VIOLATION: DEATH RECORD REVIEWS Tag No: A0892
Based on record review and interview, the facility failed to review and evaluate missed death referrals to the Organ Procurement Organization in 1 of 1 quality process reviewed (death referral reconciliation). This deficiency has the potential to affect all patient deaths at this facility.

Findings include:

Per review on 12/7/2016, facility policy "Donation: Organ/Tissue/Eye" No. GL-6145, dated 8/9/2016, states: "...all deaths and patients meeting the Clinical Triggers for Organ Donation, imminent death, shall be reported to the Organ Procurement Program (OPO) in a timely manner... Timely Referral: Referral to Stat line within ONE hour of meeting the Clinical Triggers for imminent death... or within ONE hour of confirmed death of a non-ventilated patient."

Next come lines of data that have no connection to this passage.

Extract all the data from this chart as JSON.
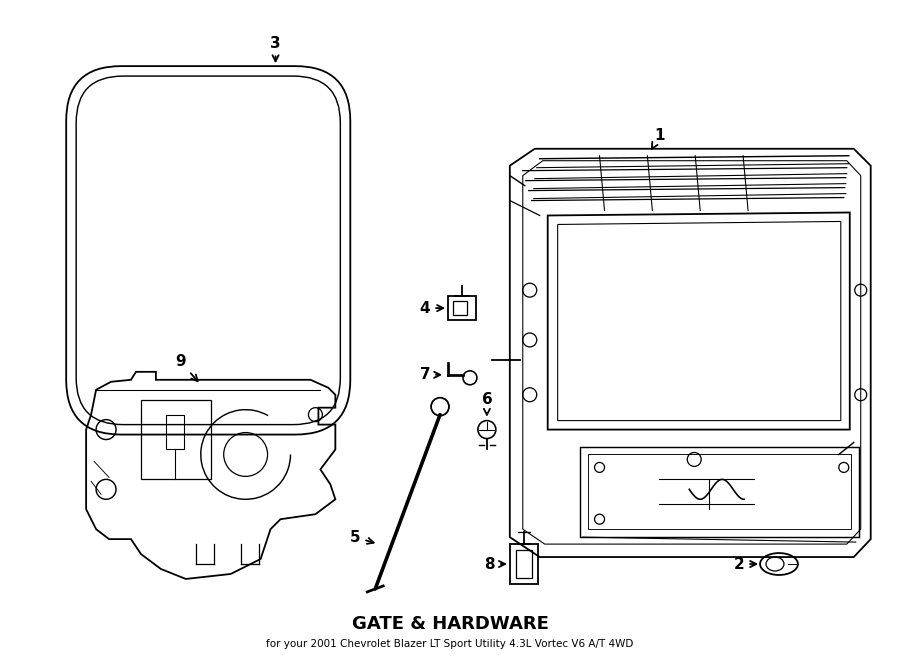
{
  "title": "GATE & HARDWARE",
  "subtitle": "for your 2001 Chevrolet Blazer LT Sport Utility 4.3L Vortec V6 A/T 4WD",
  "bg_color": "#ffffff",
  "line_color": "#000000",
  "fig_width": 9.0,
  "fig_height": 6.61,
  "dpi": 100
}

During an interview on 12/7/2016 at 8:30 AM, Nursing Systems Specialist BB was unable to provide reconciliation information regarding death referrals to the OPO. Per BB, "I think that is being done through HIM [Health Information Management]."

Review of the facility's referral list on 12/7/2016 at 2:05 PM reveals the facility had 6 missed patient referrals in 2016. BB stated there was no ongoing monitoring of the facility's death referral rate because "I didn't know we were supposed to do that."